As deeptechs ampliaram sua presença no ecossistema de startups brasileiro, mesmo operando com ciclos de desenvolvimento mais longos e maior complexidade tecnológica. Levantamento do Observatório Sebrae Startups, divulgado pela Agência Sebrae de Notícias, mostra que esse tipo de empresa já responde por 14,8% das startups analisadas no país, dentro de um universo que supera 20 mil startups ativas.
O dado aparece em um cenário de expansão do ecossistema, que registrou crescimento acima de 30% em um ano, na comparação entre agosto de 2024 e agosto de 2025, segundo o Sebrae.
O que caracteriza uma deeptech no ecossistema brasileiro?
De acordo com o Sebrae, deeptechs são startups de base científica e tecnológica, voltadas ao desenvolvimento de soluções de alta complexidade.
Essas empresas atuam na convergência de tecnologias emergentes e costumam demandar maior volume de investimento, além de ciclos mais longos de pesquisa, testes e validações técnicas.
O modelo de negócio envolve tempo maior de maturação, com foco em aplicações capazes de gerar impacto econômico, social ou ambiental relevante.
Dados mostram crescimento mesmo com ciclos mais longos
Os números do Prêmio Sebrae Startups indicam que as deeptechs mantêm crescimento mesmo em um ambiente que exige desenvolvimento prolongado, validações técnicas rigorosas e dependência elevada de conhecimento especializado.
A participação de 14,8% dentro do conjunto analisado sugere que o ecossistema brasileiro começa a incorporar, de forma mais consistente, modelos tecnológicos menos imediatistas e alinhados a trajetórias de inovação mais profundas.
Relação entre deeptechs e maturidade em inteligência artificial
O levantamento também aponta avanço no uso de inteligência artificial entre as startups brasileiras. 48,3% das empresas analisadas apresentam alta maturidade no uso de IA e tecnologias avançadas de dados.
Dentro desse grupo, 26,7% utilizam APIs de terceiros com personalização significativa, 11,4% contam com soluções internas em fase de escalabilidade e 10,2% já operam com modelos ou algoritmos próprios em produção.

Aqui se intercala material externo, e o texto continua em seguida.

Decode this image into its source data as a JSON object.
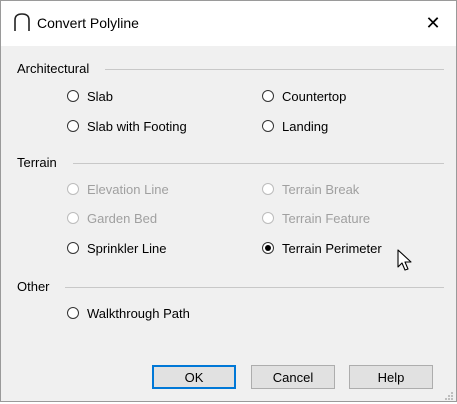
{
  "window": {
    "title": "Convert Polyline",
    "icon": "polyline-arc-icon",
    "close_label": "✕"
  },
  "groups": [
    {
      "label": "Architectural"
    },
    {
      "label": "Terrain"
    },
    {
      "label": "Other"
    }
  ],
  "options": {
    "slab": "Slab",
    "countertop": "Countertop",
    "slab_with_footing": "Slab with Footing",
    "landing": "Landing",
    "elevation_line": "Elevation Line",
    "terrain_break": "Terrain Break",
    "garden_bed": "Garden Bed",
    "terrain_feature": "Terrain Feature",
    "sprinkler_line": "Sprinkler Line",
    "terrain_perimeter": "Terrain Perimeter",
    "walkthrough_path": "Walkthrough Path"
  },
  "selected_option": "Terrain Perimeter",
  "buttons": {
    "ok": "OK",
    "cancel": "Cancel",
    "help": "Help"
  },
  "colors": {
    "default_button_border": "#0078d7",
    "disabled_text": "#a0a0a0",
    "dialog_bg": "#f0f0f0"
  }
}
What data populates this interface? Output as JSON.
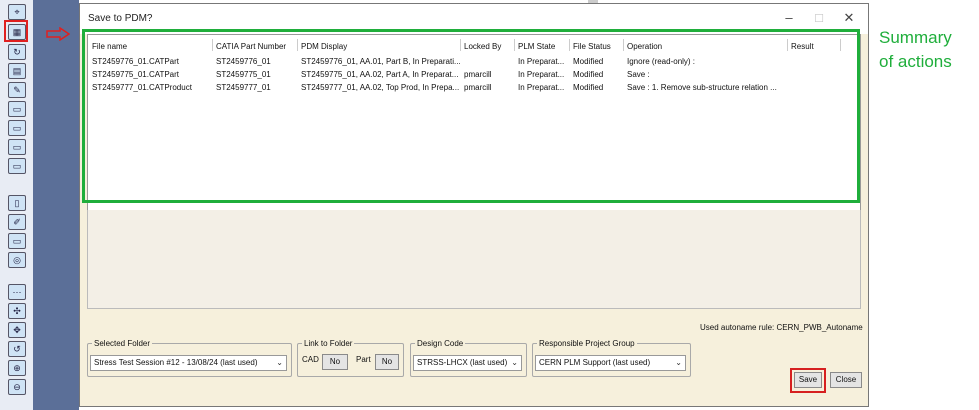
{
  "dialog": {
    "title": "Save to PDM?",
    "columns": [
      "File name",
      "CATIA Part Number",
      "PDM Display",
      "Locked By",
      "PLM State",
      "File Status",
      "Operation",
      "Result"
    ],
    "rows": [
      {
        "file": "ST2459776_01.CATPart",
        "part": "ST2459776_01",
        "display": "ST2459776_01, AA.01, Part B, In Preparati...",
        "locked": "",
        "state": "In Preparat...",
        "status": "Modified",
        "operation": "Ignore (read-only) :",
        "result": ""
      },
      {
        "file": "ST2459775_01.CATPart",
        "part": "ST2459775_01",
        "display": "ST2459775_01, AA.02, Part A, In Preparat...",
        "locked": "pmarcill",
        "state": "In Preparat...",
        "status": "Modified",
        "operation": "Save :",
        "result": ""
      },
      {
        "file": "ST2459777_01.CATProduct",
        "part": "ST2459777_01",
        "display": "ST2459777_01, AA.02, Top Prod, In Prepa...",
        "locked": "pmarcill",
        "state": "In Preparat...",
        "status": "Modified",
        "operation": "Save : 1. Remove sub-structure relation ...",
        "result": ""
      }
    ],
    "autoname": "Used autoname rule: CERN_PWB_Autoname",
    "selected_folder": {
      "label": "Selected Folder",
      "value": "Stress Test Session #12 - 13/08/24 (last used)"
    },
    "link_to_folder": {
      "label": "Link to Folder",
      "cad": "CAD",
      "cad_value": "No",
      "part": "Part",
      "part_value": "No"
    },
    "design_code": {
      "label": "Design Code",
      "value": "STRSS-LHCX (last used)"
    },
    "project_group": {
      "label": "Responsible Project Group",
      "value": "CERN PLM Support (last used)"
    },
    "save_label": "Save",
    "close_label": "Close"
  },
  "annotation": {
    "summary_line1": "Summary",
    "summary_line2": "of actions",
    "color": "#1fae3b"
  },
  "icons": {
    "arrow": "right-arrow-icon",
    "toolbar": "catia-toolbar-icons"
  }
}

Os dados indicam que a adoção de IA ocorre de forma aplicada, sustentando produtos e operações em diferentes estágios.
Expansão geográfica reforça avanço fora do eixo tradicional
A distribuição regional das startups mostra um ecossistema cada vez mais espalhado pelo país. O Sudeste concentra 35,8% das empresas inovadoras, enquanto o Nordeste responde por 24,7% e o Sul por 20,7%. Centro-Oeste e Norte aparecem com 9,5% e 9,2%, respectivamente.
Embora os dados não detalhem a localização específica das deeptechs, o crescimento desse tipo de startup ocorre dentro de um ambiente de inovação mais distribuído regionalmente, fora da concentração histórica em poucos pólos.
Impacto para o ecossistema de inovação
O avanço das deeptechs indica um processo de amadurecimento do ecossistema brasileiro de startups.
A presença crescente de empresas com ciclos mais longos amplia a diversidade tecnológica do país e reforça a importância de capital paciente, programas de aceleração e apoio institucional.
Nesse contexto, o ecossistema passa a conviver com modelos de inovação mais complexos, alinhados a tendências globais de ciência aplicada, dados avançados e inteligência artificial.